We had quite an exodus to the US of experienced doctors about ten years ago. This made it hard to get into see a doctor when you moved. You always could if your knew how to work the system. This gave impetus for high growth of the walk-in clinics. New doctors saw it is a fast way to establish a practice and share costs.
Last year there was a net influx of doctors from the US because, after paying for the escalating malpractice insurance, they were netting less for the first time in decades. There are still areas underserviced. When my son moved his family to Belleville east of Toronto, it took a year to get a new family doctor there. This was four years ago. They used walk-in clinics but everyone likes to have a family doctor.

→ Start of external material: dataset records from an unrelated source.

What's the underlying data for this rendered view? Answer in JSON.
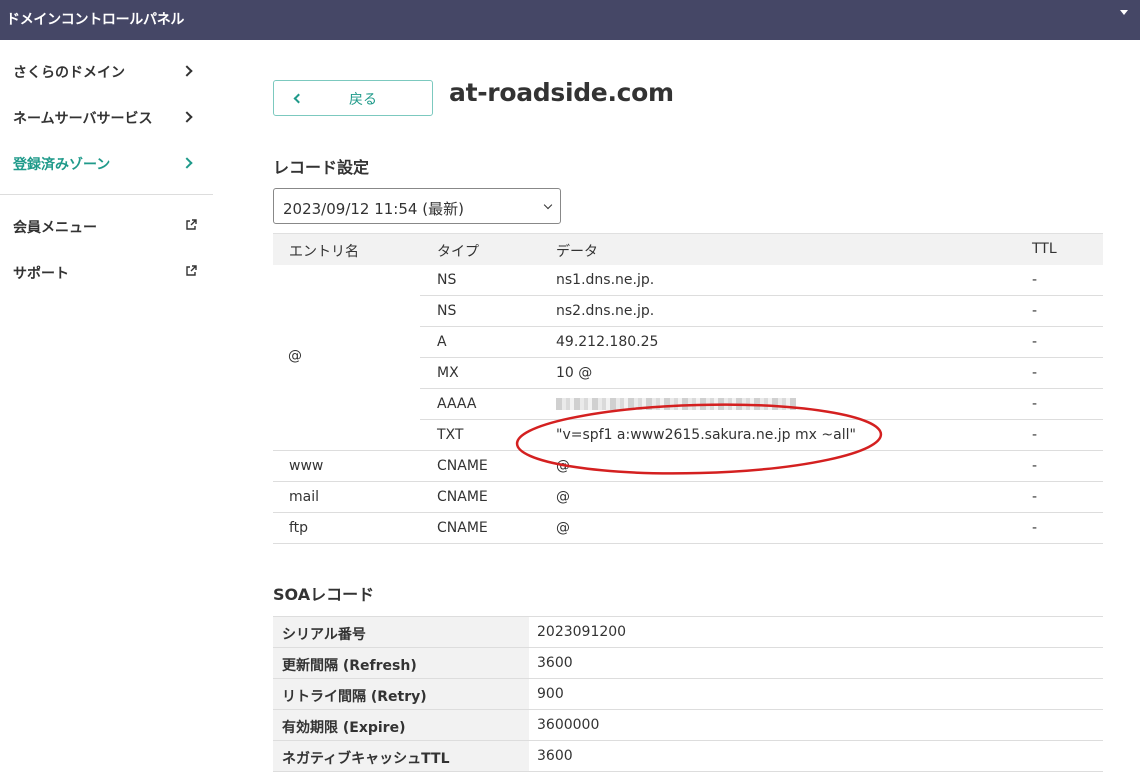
{
  "header": {
    "title": "ドメインコントロールパネル"
  },
  "sidebar": {
    "items": [
      {
        "label": "さくらのドメイン"
      },
      {
        "label": "ネームサーバサービス"
      },
      {
        "label": "登録済みゾーン"
      },
      {
        "label": "会員メニュー"
      },
      {
        "label": "サポート"
      }
    ]
  },
  "main": {
    "back_label": "戻る",
    "domain": "at-roadside.com",
    "record_section_title": "レコード設定",
    "version_select": "2023/09/12 11:54 (最新)",
    "columns": [
      "エントリ名",
      "タイプ",
      "データ",
      "TTL"
    ],
    "entries": {
      "root": "@",
      "www": "www",
      "mail": "mail",
      "ftp": "ftp"
    },
    "records": [
      {
        "type": "NS",
        "data": "ns1.dns.ne.jp.",
        "ttl": "-"
      },
      {
        "type": "NS",
        "data": "ns2.dns.ne.jp.",
        "ttl": "-"
      },
      {
        "type": "A",
        "data": "49.212.180.25",
        "ttl": "-"
      },
      {
        "type": "MX",
        "data": "10 @",
        "ttl": "-"
      },
      {
        "type": "AAAA",
        "data": "",
        "ttl": "-"
      },
      {
        "type": "TXT",
        "data": "\"v=spf1 a:www2615.sakura.ne.jp mx ~all\"",
        "ttl": "-"
      },
      {
        "type": "CNAME",
        "data": "@",
        "ttl": "-"
      },
      {
        "type": "CNAME",
        "data": "@",
        "ttl": "-"
      },
      {
        "type": "CNAME",
        "data": "@",
        "ttl": "-"
      }
    ],
    "soa_section_title": "SOAレコード",
    "soa": [
      {
        "label": "シリアル番号",
        "value": "2023091200"
      },
      {
        "label": "更新間隔 (Refresh)",
        "value": "3600"
      },
      {
        "label": "リトライ間隔 (Retry)",
        "value": "900"
      },
      {
        "label": "有効期限 (Expire)",
        "value": "3600000"
      },
      {
        "label": "ネガティブキャッシュTTL",
        "value": "3600"
      }
    ]
  },
  "colors": {
    "header_bg": "#454766",
    "accent": "#1f9a8a",
    "highlight": "#d42020"
  }
}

Canadians Healthier Than Americans, Survey Says - Forbes.com
Canadians are healthier than Americans, have better access to health care and have fewer unmet health needs, a new study of both countries reveals.
...
While Americans were more likely to identify cost as the impediment to care, Canadians were more likely to cite waiting times as their main obstacle to good care. However, just 3.5 percent of Canadians were impacted by treatment delays, the survey found.
Beware much of what you hear. There are strong lobbies with deep pockets aligned against any national health initiatives. Here is an example of what 60 Minutes reported on one such lobbyist (albeit not for the HMOs yet):
Rick Berman is an expert on PR campaigns.

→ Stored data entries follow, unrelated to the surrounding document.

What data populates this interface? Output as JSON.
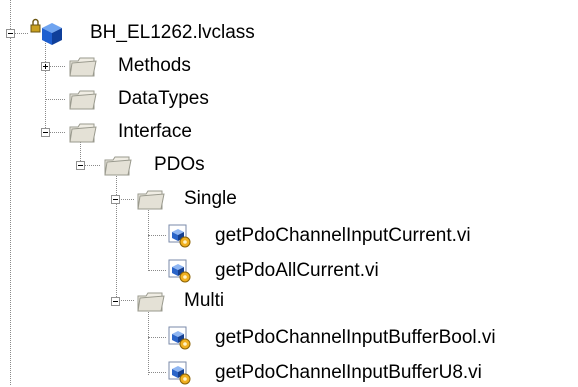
{
  "tree": {
    "root": {
      "label": "BH_EL1262.lvclass",
      "icon": "lvclass-icon",
      "expanded": true
    },
    "items": [
      {
        "id": "methods",
        "label": "Methods",
        "icon": "folder-icon",
        "expanded": false
      },
      {
        "id": "datatypes",
        "label": "DataTypes",
        "icon": "folder-icon"
      },
      {
        "id": "interface",
        "label": "Interface",
        "icon": "folder-icon",
        "expanded": true
      },
      {
        "id": "pdos",
        "label": "PDOs",
        "icon": "folder-icon",
        "expanded": true
      },
      {
        "id": "single",
        "label": "Single",
        "icon": "folder-icon",
        "expanded": true
      },
      {
        "id": "vi1",
        "label": "getPdoChannelInputCurrent.vi",
        "icon": "vi-icon"
      },
      {
        "id": "vi2",
        "label": "getPdoAllCurrent.vi",
        "icon": "vi-icon"
      },
      {
        "id": "multi",
        "label": "Multi",
        "icon": "folder-icon",
        "expanded": true
      },
      {
        "id": "vi3",
        "label": "getPdoChannelInputBufferBool.vi",
        "icon": "vi-icon"
      },
      {
        "id": "vi4",
        "label": "getPdoChannelInputBufferU8.vi",
        "icon": "vi-icon"
      }
    ]
  },
  "colors": {
    "folder_fill": "#f0ede4",
    "folder_stroke": "#9a9a8e",
    "lvclass_blue": "#1e5fd0",
    "vi_blue": "#2a64c8",
    "vi_badge": "#f0b020",
    "tree_line": "#8a8a8a"
  }
}
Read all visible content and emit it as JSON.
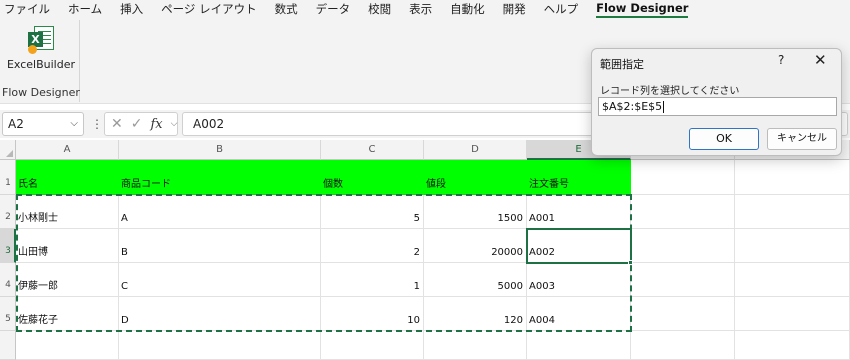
{
  "menu": {
    "items": [
      "ファイル",
      "ホーム",
      "挿入",
      "ページ レイアウト",
      "数式",
      "データ",
      "校閲",
      "表示",
      "自動化",
      "開発",
      "ヘルプ",
      "Flow Designer"
    ]
  },
  "ribbon": {
    "button_label": "ExcelBuilder",
    "group_label": "Flow Designer",
    "icon": "excel-builder-icon"
  },
  "formula_bar": {
    "name_box": "A2",
    "formula": "A002",
    "icons": [
      "cancel-x-icon",
      "enter-check-icon",
      "fx-icon"
    ]
  },
  "sheet": {
    "columns": [
      "A",
      "B",
      "C",
      "D",
      "E"
    ],
    "selected_column": "E",
    "selected_row": "3",
    "header_fill": "#00ff00",
    "rows": [
      {
        "num": "1",
        "cells": [
          "氏名",
          "商品コード",
          "個数",
          "値段",
          "注文番号"
        ]
      },
      {
        "num": "2",
        "cells": [
          "小林剛士",
          "A",
          "5",
          "1500",
          "A001"
        ]
      },
      {
        "num": "3",
        "cells": [
          "山田博",
          "B",
          "2",
          "20000",
          "A002"
        ]
      },
      {
        "num": "4",
        "cells": [
          "伊藤一郎",
          "C",
          "1",
          "5000",
          "A003"
        ]
      },
      {
        "num": "5",
        "cells": [
          "佐藤花子",
          "D",
          "10",
          "120",
          "A004"
        ]
      }
    ]
  },
  "dialog": {
    "title": "範囲指定",
    "help": "?",
    "close": "✕",
    "label": "レコード列を選択してください",
    "value": "$A$2:$E$5",
    "ok_label": "OK",
    "cancel_label": "キャンセル"
  },
  "colors": {
    "accent": "#1e7145",
    "dialog_ok_border": "#2f74c5"
  }
}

"If the government is truly interested in my health and welfare, I'm appreciative of it. But, I think I can take care of myself," Berman tells Safer.
He seems to be effective at helping the fight against The Nanny State on behalf of big corporations.
Epilog:
You should not expect more taxes. It should be a shift of premiums from many dozen insurance companies to a few. Taxpayers should demand a reduction in the administrative costs. All the staff needed to deny claims and also deny new applicants will vanish, estimated to be over 30% of the cost of care. Just 16% of that cost would cover the uninsured.
Shortages may be driven by higher demand when 47 million new claimants start using the systems. This is the trickiest transition. New capacity must be added as new claimants are added. This will create a demand for capital that must be satisfied efficiently. Introduction of more walk-in clinics might help the transition.
I went back and ressurected a piece I put together a couple of years ago. I was considering retirement to the sunbelt areas of San Diego (La Jolla, Del Mar, Coronodo Island), Palm Springs or Scottsdale:
US Health Care Issues
It seems to be as relevant today as it was then. The US has big growing problems with health care:
1) Rapidly escalating costs
2) Increasing profit margins for HMOs
3) Companies reducing coverage, introducing copays, and downsizing older workers.
The US system spends 17% of GDP on health care yet sees 50% of personal bankruptcies directly attributable to medical bills, and 47 million have no access at all. Canada spends 9% of GDP on health care and everybody has access to it.